Friday, October 19, 2007
I Want to Take You Higher - Boom shaka-laka-laka
Great song, but not the subject of this post.
I've been observing recovery in and around my neighborhood. I've noticed a few things.
My neighborhood has mostly recovering, there is a lot of ongoing construction. A few houses have been demolished and a few houses haven't been touched. Probably 85% of the houses are occupied, if not totally complete.
Across the street is a different neighborhood and a different story. Many houses have not been touched. A few are under construction although more are being started every week. Only a few are being elevated, I understand that and, in spite of my friend Tim's opinion, I conditionally agree with it.
The thing is there has been much discussion of what the Base Flood Elevation is. Unfortunately FEMA has again taken the cowardly way out. They have simply mandated that all new construction meet the existing (pre-Katrina) Base Flood Elevation or be located three feet above the highest adjacent natural grade (whatever that is), whichever is higher. My own opinion is that a uniform absolute minimum floor elevation for the entire City of New Orleans should have been established, but that would make too much sense.
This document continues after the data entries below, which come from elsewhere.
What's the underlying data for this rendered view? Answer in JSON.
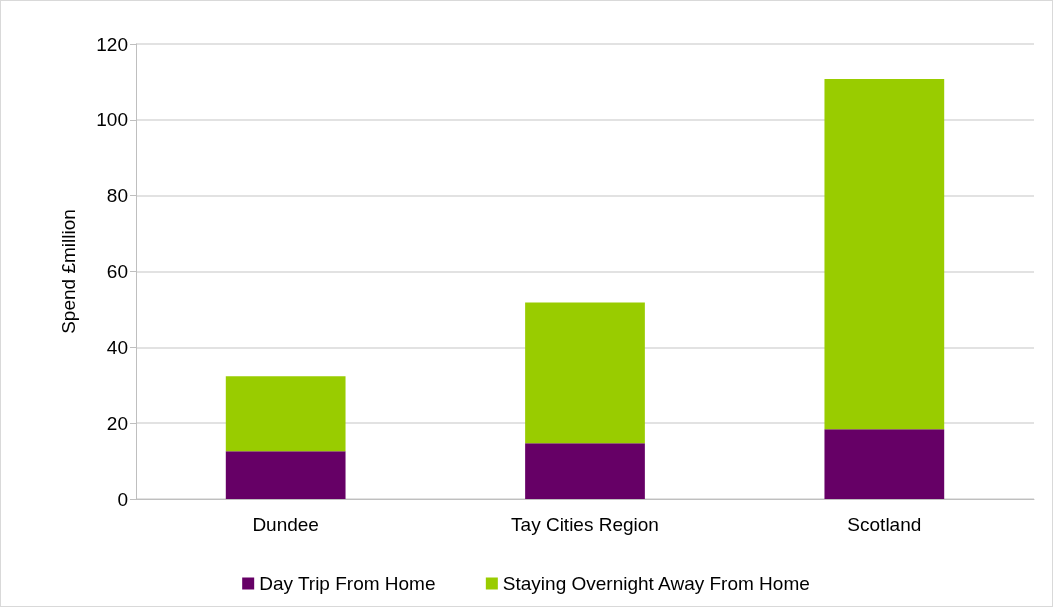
{
  "chart_data": {
    "type": "bar",
    "stacked": true,
    "ylabel": "Spend £million",
    "categories": [
      "Dundee",
      "Tay Cities Region",
      "Scotland"
    ],
    "series": [
      {
        "name": "Day Trip From Home",
        "color": "#660066",
        "values": [
          12.6,
          14.7,
          18.4
        ]
      },
      {
        "name": "Staying Overnight Away From Home",
        "color": "#99cc00",
        "values": [
          19.8,
          37.1,
          92.4
        ]
      }
    ],
    "ylim": [
      0,
      120
    ],
    "yticks": [
      0,
      20,
      40,
      60,
      80,
      100,
      120
    ],
    "grid": "y",
    "legend": "bottom"
  }
}
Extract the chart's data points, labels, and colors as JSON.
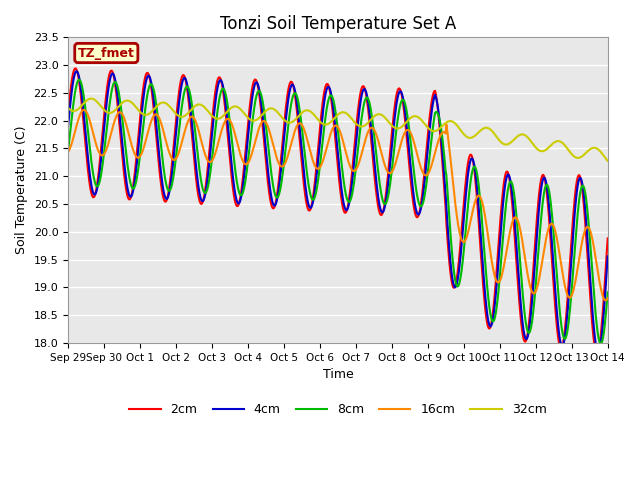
{
  "title": "Tonzi Soil Temperature Set A",
  "xlabel": "Time",
  "ylabel": "Soil Temperature (C)",
  "ylim": [
    18.0,
    23.5
  ],
  "yticks": [
    18.0,
    18.5,
    19.0,
    19.5,
    20.0,
    20.5,
    21.0,
    21.5,
    22.0,
    22.5,
    23.0,
    23.5
  ],
  "xtick_labels": [
    "Sep 29",
    "Sep 30",
    "Oct 1",
    "Oct 2",
    "Oct 3",
    "Oct 4",
    "Oct 5",
    "Oct 6",
    "Oct 7",
    "Oct 8",
    "Oct 9",
    "Oct 10",
    "Oct 11",
    "Oct 12",
    "Oct 13",
    "Oct 14"
  ],
  "colors": {
    "2cm": "#ff0000",
    "4cm": "#0000cc",
    "8cm": "#00bb00",
    "16cm": "#ff8800",
    "32cm": "#cccc00"
  },
  "line_width": 1.5,
  "legend_labels": [
    "2cm",
    "4cm",
    "8cm",
    "16cm",
    "32cm"
  ],
  "annotation_text": "TZ_fmet",
  "annotation_color": "#aa0000",
  "annotation_bg": "#ffffcc",
  "plot_bg": "#e8e8e8",
  "n_points": 720,
  "title_fontsize": 12
}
In my neighborhood we are an AO zone subject to "sheet flooding". We were supposed to be 18" above the highest adjacent natural grade. My house predated NFIP. It is only 12 inches above the highest adjacent natural grade, according to my flood post-K certificate. Unfortunately there is no adjacent natural grade, my house is built on filled lake bottom. The determination of the "highest adjacent natural grade" seems arbitrary and inexplicable.
I had 3 and 1/2 feet of water in my house. I was lucky. It's hard for me to see that had I been 6 inches higher there would have been much less damage. Even meeting the new higher requirement would have resulted in about 1 and one half feet of water in our house. The damage would have been virtually identical.
The thing that killed us was the inability to quickly mitigate the damage, mostly throw out the damaged contents and open the doors and windows. Doing that within a few days would have dramatically reduced the damage. When we finally got in early simply opening the doors, throwing out the upholstered furniture allowed the house to dry out in a few days.
I have made the rational decision to restore my house to its original condition and hope it is another 50 years before it is flooded again. If it is significantly less than that I'll collect my insurance and move on.